5G-ENSURE partners from the University of Oxford are among the authors of a paper on White-Stingray: Evaluating IMSI Catchers Detection Applications being presented at WOOT'17. The 11th USENIX Workshop on Offensive Technologies (WOOT'17) takes place 14-15 August in Vancouver, co-located with the 26th USENIX Security Symposium, 16-18 August.
Authors of the paper are: Ravishankar Borgaonkar and Andrew Martin (University of Oxford); Shinjo Park, Alatf Shaik, and Jean-Pierre Seifert (TU Berlin).
White-Stingray: Evaluating IMSI Catchers Detection Applications
IMSI CATCHERS, aka fake base station threats, have recently become a real concern. Currently, there are a few freely available tools to detect such threats, most of which are Android apps that warn users when they are connected to a fake cellular base station.
The authors present their evaluation of these Android apps and test how resilient they are against various attacking techniques. Such an evaluation is important for not only measuring the available defence against IMSI catcher attacks but also in identifying gaps to build effective solutions.
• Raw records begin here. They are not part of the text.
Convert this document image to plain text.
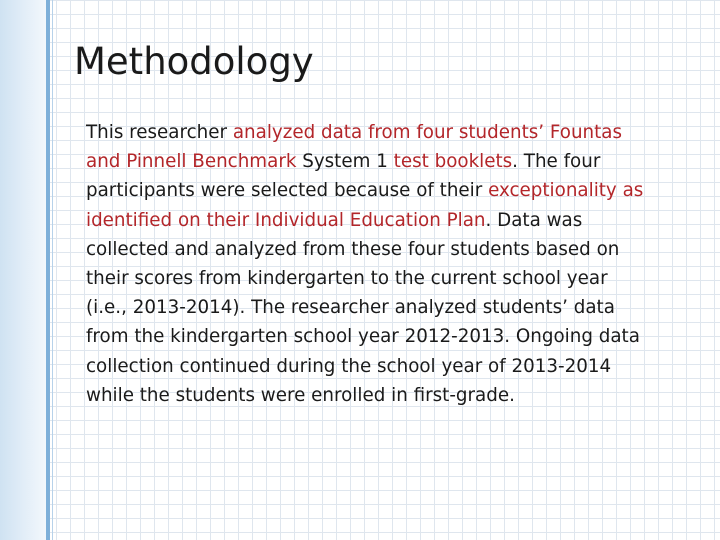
Methodology

This researcher analyzed data from four students’ Fountas and Pinnell Benchmark System 1 test booklets. The four participants were selected because of their exceptionality as identified on their Individual Education Plan. Data was collected and analyzed from these four students based on their scores from kindergarten to the current school year (i.e., 2013-2014). The researcher analyzed students’ data from the kindergarten school year 2012-2013. Ongoing data collection continued during the school year of 2013-2014 while the students were enrolled in first-grade.
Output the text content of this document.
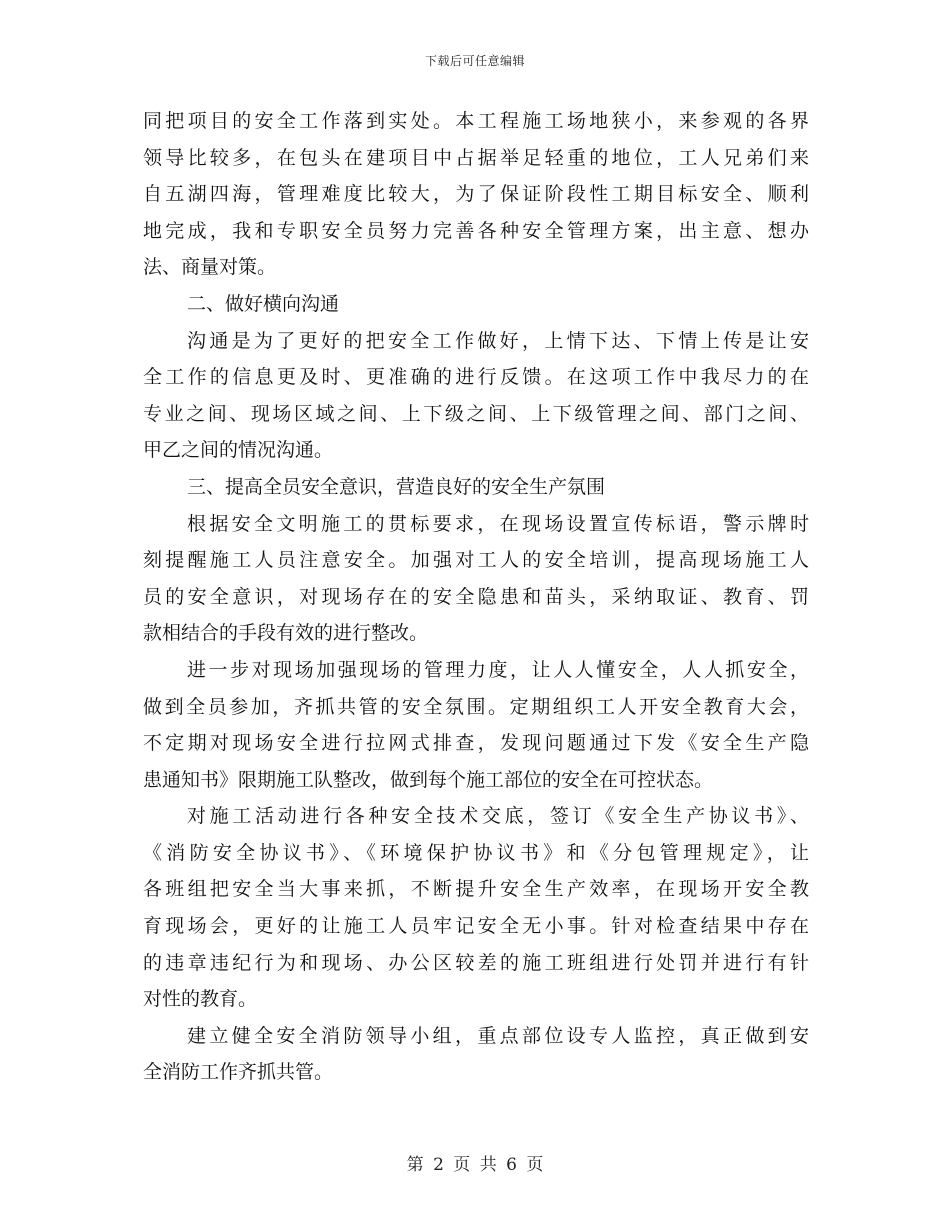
下载后可任意编辑
同把项目的安全工作落到实处。本工程施工场地狭小，来参观的各界
领导比较多，在包头在建项目中占据举足轻重的地位，工人兄弟们来
自五湖四海，管理难度比较大，为了保证阶段性工期目标安全、顺利
地完成，我和专职安全员努力完善各种安全管理方案，出主意、想办
法、商量对策。
二、做好横向沟通
沟通是为了更好的把安全工作做好，上情下达、下情上传是让安
全工作的信息更及时、更准确的进行反馈。在这项工作中我尽力的在
专业之间、现场区域之间、上下级之间、上下级管理之间、部门之间、
甲乙之间的情况沟通。
三、提高全员安全意识，营造良好的安全生产氛围
根据安全文明施工的贯标要求，在现场设置宣传标语，警示牌时
刻提醒施工人员注意安全。加强对工人的安全培训，提高现场施工人
员的安全意识，对现场存在的安全隐患和苗头，采纳取证、教育、罚
款相结合的手段有效的进行整改。
进一步对现场加强现场的管理力度，让人人懂安全，人人抓安全，
做到全员参加，齐抓共管的安全氛围。定期组织工人开安全教育大会，
不定期对现场安全进行拉网式排查，发现问题通过下发《安全生产隐
患通知书》限期施工队整改，做到每个施工部位的安全在可控状态。
对施工活动进行各种安全技术交底，签订《安全生产协议书》、
《消防安全协议书》、《环境保护协议书》和《分包管理规定》，让
各班组把安全当大事来抓，不断提升安全生产效率，在现场开安全教
育现场会，更好的让施工人员牢记安全无小事。针对检查结果中存在
的违章违纪行为和现场、办公区较差的施工班组进行处罚并进行有针
对性的教育。
建立健全安全消防领导小组，重点部位设专人监控，真正做到安
全消防工作齐抓共管。
第 2 页 共 6 页
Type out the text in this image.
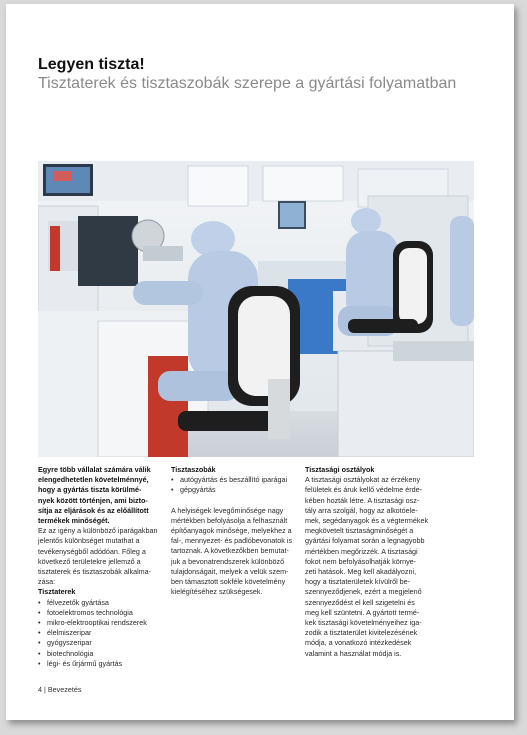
Legyen tiszta!
Tisztaterek és tisztaszobák szerepe a gyártási folyamatban
Egyre több vállalat számára válik
elengedhetetlen követelménnyé,
hogy a gyártás tiszta körülmé-
nyek között történjen, ami bizto-
sítja az eljárások és az előállított
termékek minőségét.
Ez az igény a különböző iparágakban
jelentős különbséget mutathat a
tevékenységből adódóan. Főleg a
következő területekre jellemző a
tisztaterek és tisztaszobák alkalma-
zása:
Tisztaterek
• félvezetők gyártása
• fotoelektromos technológia
• mikro-elektrooptikai rendszerek
• élelmiszeripar
• gyógyszeripar
• biotechnológia
• légi- és űrjármű gyártás
Tisztaszobák
• autógyártás és beszállító iparágai
• gépgyártás
A helyiségek levegőminősége nagy
mértékben befolyásolja a felhasznált
építőanyagok minősége, melyekhez a
fal-, mennyezet- és padlóbevonatok is
tartoznak. A következőkben bemutat-
juk a bevonatrendszerek különböző
tulajdonságait, melyek a velük szem-
ben támasztott sokféle követelmény
kielégítéséhez szükségesek.
Tisztasági osztályok
A tisztasági osztályokat az érzékeny
felületek és áruk kellő védelme érde-
kében hozták létre. A tisztasági osz-
tály arra szolgál, hogy az alkotóele-
mek, segédanyagok és a végtermékek
megkövetelt tisztaságminőségét a
gyártási folyamat során a legnagyobb
mértékben megőrizzék. A tisztasági
fokot nem befolyásolhatják környe-
zeti hatások. Meg kell akadályozni,
hogy a tisztaterületek kívülről be-
szennyeződjenek, ezért a megjelenő
szennyeződést el kell szigetelni és
meg kell szüntetni. A gyártott termé-
kek tisztasági követelményeihez iga-
zodik a tisztaterület kivitelezésének
módja, a vonatkozó intézkedések
valamint a használat módja is.
4 | Bevezetés
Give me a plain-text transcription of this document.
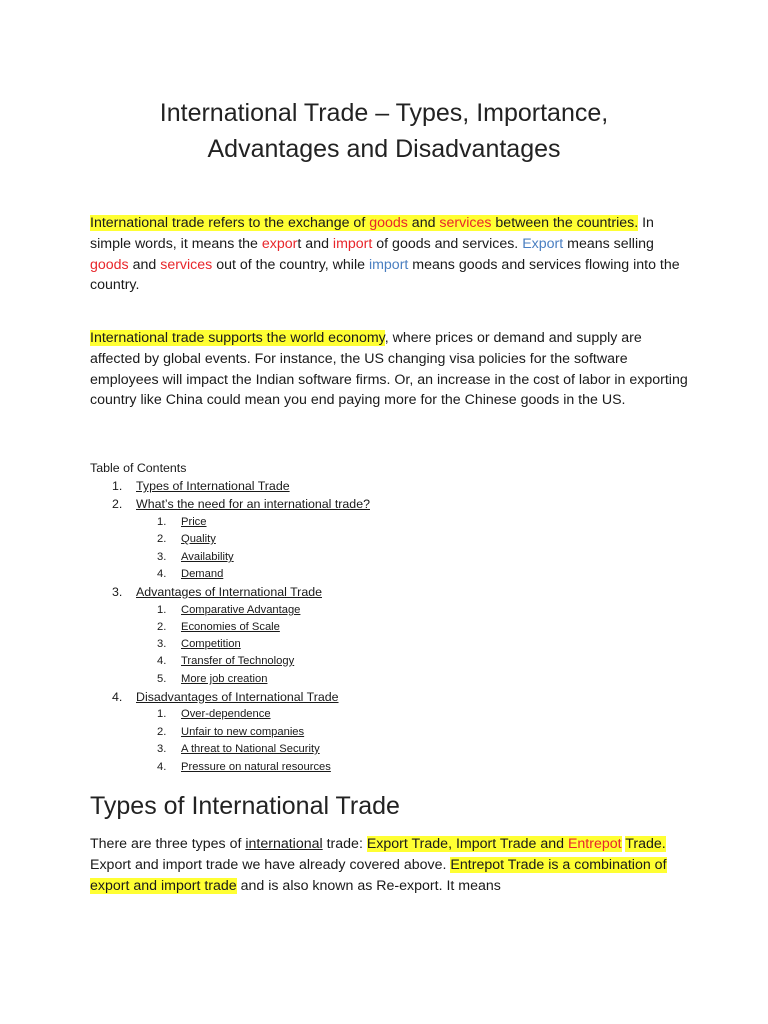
International Trade – Types, Importance,
Advantages and Disadvantages
International trade refers to the exchange of goods and services between the countries. In simple words, it means the export and import of goods and services. Export means selling goods and services out of the country, while import means goods and services flowing into the country.
International trade supports the world economy, where prices or demand and supply are affected by global events. For instance, the US changing visa policies for the software employees will impact the Indian software firms. Or, an increase in the cost of labor in exporting country like China could mean you end paying more for the Chinese goods in the US.
Table of Contents
1. Types of International Trade
2. What’s the need for an international trade?
1. Price
2. Quality
3. Availability
4. Demand
3. Advantages of International Trade
1. Comparative Advantage
2. Economies of Scale
3. Competition
4. Transfer of Technology
5. More job creation
4. Disadvantages of International Trade
1. Over-dependence
2. Unfair to new companies
3. A threat to National Security
4. Pressure on natural resources
Types of International Trade
There are three types of international trade: Export Trade, Import Trade and Entrepot Trade. Export and import trade we have already covered above. Entrepot Trade is a combination of export and import trade and is also known as Re-export. It means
The authors have developed White-Stingray, a systematic framework with various attacking capabilities in 2G and 3G networks, and used for the study. The results of five popular Android apps are worrisome: none of these apps are resistant against basic privacy identifier catching techniques. Based on the results, the authors identify limitation of these apps and propose remedies for improving the current state of IMSI catchers detection on mobile devices.
The paper complements on-going work by the University of Oxford on release 2 of the enabler "Security Indicator" for 5G networks. This is one a set of enablers developed within 5G-ENSURE.